We are changing our system. We settled on git (but are open for alternatives) as long as we can selfhost it on our own machines.
Specs
Must have
- hosted on promise
- reliabile
- unlikely to be discontinued in the next >5 years
- for a group of at least 20 people
Plus
- gui / windows integration
I’m aware this is the selfhost community, but for a company of 20 engineers, it is probably best to use something commercial in the cloud.
Biggest pain point was for our ops guy, who constantly had to stay behind to perform upgrades and maintenance, as they couldn’t do it during business hours when the engineers are working. With a team of at least 20, scheduling downtimes could get increasingly more difficult.
It also adds an entire system to be audited by the auditors.
The selfhost vs buy commercial kind of bounces back and forth. For smaller teams, less than 5 to 10 engineers, it might be a fun endeavour; but from that point on, until you get to mega corp scale with dedicated ops department maintaining your entire infrastructure, it is probably more effective to just pay for a solution from a major vendor in the cloud instead.

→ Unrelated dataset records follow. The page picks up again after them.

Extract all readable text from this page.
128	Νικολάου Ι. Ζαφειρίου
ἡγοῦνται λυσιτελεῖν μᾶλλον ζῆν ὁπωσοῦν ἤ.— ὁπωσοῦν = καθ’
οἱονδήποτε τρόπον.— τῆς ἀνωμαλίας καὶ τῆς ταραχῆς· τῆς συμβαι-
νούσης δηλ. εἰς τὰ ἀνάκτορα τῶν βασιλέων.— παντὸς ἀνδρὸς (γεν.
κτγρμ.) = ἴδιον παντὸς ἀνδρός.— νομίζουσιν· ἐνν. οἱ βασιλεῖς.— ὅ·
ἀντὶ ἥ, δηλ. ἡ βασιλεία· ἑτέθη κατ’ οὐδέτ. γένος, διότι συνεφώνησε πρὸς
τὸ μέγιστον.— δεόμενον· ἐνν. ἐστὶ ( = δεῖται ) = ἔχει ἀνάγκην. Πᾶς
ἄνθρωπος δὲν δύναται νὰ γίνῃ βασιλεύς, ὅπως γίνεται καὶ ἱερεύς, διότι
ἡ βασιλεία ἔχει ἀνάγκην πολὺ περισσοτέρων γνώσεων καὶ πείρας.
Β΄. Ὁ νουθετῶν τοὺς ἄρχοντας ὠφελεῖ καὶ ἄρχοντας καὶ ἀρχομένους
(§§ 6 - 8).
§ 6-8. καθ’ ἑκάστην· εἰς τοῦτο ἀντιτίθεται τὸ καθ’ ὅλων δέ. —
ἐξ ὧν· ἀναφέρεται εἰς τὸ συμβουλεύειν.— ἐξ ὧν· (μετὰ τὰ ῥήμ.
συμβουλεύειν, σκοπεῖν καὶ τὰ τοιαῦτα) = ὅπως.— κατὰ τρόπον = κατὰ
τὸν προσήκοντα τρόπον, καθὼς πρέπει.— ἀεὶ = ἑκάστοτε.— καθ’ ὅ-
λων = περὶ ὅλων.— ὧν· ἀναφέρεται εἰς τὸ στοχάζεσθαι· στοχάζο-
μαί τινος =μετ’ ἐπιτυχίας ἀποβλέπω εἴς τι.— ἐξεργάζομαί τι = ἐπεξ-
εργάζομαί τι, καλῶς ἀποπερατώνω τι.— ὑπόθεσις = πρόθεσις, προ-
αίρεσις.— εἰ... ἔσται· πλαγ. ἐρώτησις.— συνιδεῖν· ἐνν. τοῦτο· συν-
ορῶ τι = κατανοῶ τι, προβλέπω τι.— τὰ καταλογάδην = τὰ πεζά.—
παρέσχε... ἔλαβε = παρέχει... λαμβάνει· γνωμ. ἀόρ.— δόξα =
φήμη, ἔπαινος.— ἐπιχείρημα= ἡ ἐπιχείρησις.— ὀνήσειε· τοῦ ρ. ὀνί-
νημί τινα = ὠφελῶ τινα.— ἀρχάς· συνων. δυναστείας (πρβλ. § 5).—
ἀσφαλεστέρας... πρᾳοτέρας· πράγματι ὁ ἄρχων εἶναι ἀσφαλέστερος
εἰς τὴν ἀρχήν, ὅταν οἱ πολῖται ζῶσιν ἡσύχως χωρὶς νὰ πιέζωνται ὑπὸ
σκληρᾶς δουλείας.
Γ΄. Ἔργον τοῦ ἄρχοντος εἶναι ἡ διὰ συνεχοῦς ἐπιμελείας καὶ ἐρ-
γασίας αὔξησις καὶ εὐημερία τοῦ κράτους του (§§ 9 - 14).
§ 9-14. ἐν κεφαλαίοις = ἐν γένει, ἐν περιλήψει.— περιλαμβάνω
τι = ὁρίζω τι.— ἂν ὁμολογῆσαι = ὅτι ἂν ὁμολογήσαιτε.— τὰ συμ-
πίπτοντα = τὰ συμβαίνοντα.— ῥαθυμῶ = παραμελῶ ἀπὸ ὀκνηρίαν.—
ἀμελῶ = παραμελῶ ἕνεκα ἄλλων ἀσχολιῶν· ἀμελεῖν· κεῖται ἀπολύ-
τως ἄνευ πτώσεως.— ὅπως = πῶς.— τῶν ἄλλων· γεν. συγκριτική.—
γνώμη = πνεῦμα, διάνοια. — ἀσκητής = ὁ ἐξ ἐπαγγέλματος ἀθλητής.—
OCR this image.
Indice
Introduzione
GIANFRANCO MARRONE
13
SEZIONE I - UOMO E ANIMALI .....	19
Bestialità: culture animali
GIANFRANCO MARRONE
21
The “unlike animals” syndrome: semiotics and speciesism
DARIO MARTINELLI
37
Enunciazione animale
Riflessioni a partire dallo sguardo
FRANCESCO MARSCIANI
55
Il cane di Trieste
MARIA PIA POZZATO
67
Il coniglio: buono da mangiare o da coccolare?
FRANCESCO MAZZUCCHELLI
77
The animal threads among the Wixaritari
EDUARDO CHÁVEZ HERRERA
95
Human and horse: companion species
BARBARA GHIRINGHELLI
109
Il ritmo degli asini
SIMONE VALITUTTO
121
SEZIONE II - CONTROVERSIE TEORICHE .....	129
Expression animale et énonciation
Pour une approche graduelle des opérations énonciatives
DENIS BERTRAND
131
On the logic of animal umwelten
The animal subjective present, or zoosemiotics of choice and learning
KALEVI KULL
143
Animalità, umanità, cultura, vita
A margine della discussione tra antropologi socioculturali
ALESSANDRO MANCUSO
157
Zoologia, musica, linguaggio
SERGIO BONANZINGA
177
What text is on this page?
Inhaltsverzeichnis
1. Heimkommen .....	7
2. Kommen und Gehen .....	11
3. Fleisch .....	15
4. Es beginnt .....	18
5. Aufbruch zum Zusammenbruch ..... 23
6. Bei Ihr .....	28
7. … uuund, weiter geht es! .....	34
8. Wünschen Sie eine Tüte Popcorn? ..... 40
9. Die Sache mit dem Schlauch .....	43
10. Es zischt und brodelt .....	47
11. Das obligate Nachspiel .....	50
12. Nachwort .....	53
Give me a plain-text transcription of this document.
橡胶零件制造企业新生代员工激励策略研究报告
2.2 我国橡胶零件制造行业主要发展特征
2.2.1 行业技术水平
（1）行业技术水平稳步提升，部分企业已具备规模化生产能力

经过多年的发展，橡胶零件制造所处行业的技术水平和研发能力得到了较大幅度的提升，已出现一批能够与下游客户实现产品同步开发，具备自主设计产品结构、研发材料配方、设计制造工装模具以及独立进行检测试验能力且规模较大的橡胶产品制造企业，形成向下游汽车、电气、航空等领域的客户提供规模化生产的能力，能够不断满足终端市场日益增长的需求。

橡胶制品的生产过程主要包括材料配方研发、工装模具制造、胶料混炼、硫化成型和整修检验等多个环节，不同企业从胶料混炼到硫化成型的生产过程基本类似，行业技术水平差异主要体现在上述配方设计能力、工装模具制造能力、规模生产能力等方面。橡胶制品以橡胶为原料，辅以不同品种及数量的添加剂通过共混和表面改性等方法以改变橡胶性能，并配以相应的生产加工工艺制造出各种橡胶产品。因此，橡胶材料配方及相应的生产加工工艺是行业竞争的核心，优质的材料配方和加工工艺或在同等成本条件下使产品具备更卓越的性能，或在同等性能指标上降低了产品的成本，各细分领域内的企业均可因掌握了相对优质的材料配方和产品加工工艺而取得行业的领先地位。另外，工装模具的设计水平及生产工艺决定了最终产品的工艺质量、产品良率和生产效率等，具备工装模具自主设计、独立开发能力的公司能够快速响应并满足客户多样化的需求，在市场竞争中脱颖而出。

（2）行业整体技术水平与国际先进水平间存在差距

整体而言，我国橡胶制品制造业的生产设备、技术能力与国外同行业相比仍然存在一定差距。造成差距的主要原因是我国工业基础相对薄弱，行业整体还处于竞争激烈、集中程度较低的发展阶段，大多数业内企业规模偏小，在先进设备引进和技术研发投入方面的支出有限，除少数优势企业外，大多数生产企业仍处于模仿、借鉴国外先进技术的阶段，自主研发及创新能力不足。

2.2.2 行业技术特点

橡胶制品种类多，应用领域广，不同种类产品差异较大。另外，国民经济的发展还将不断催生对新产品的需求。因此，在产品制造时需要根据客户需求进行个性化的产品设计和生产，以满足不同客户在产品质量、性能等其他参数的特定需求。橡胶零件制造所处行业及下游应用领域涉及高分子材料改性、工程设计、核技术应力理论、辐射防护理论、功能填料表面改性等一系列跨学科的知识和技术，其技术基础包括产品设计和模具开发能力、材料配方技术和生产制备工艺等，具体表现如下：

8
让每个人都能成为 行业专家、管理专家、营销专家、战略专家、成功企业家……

Git should be able to go down during the day. Worst case you just can’t push to origin for a little while. You can still work and commit locally.
No PRs means no automated tests/CI/CD, which means you’d slow down the release train. It might typically be just a 2 minutes quick cycle, but that one time it goes off for longer due to a botched update from upstream means you’re never going to do that again during business hours.
Eh, we’ve had our self-hosted Github go down for a couple hours in the daytime, and it wasn’t a big deal. We have something like 60 engineers spread out across the globe, about 15-20 that were directly impacted by the outage (the rest were in different timezones). Yeah, it was annoying, but each engineer only creates like 1 or 2 PRs in a given day, so they posted their PRs after the outage was resolved while working on something else. Yeah, PRs were delayed by a couple hours, but the actual flow of work didn’t change, we just had more stuff get posted all at once after the problems resolved.
In fact, Github would have to be out for 2 days straight before we start actually impacting delivery. An hour or two here and there really isn’t an issue, especially if the team has advance notice (most of the hit to productivity is everyone trying to troubleshoot at the same time (is it my VPN? Did wifi die? Etc).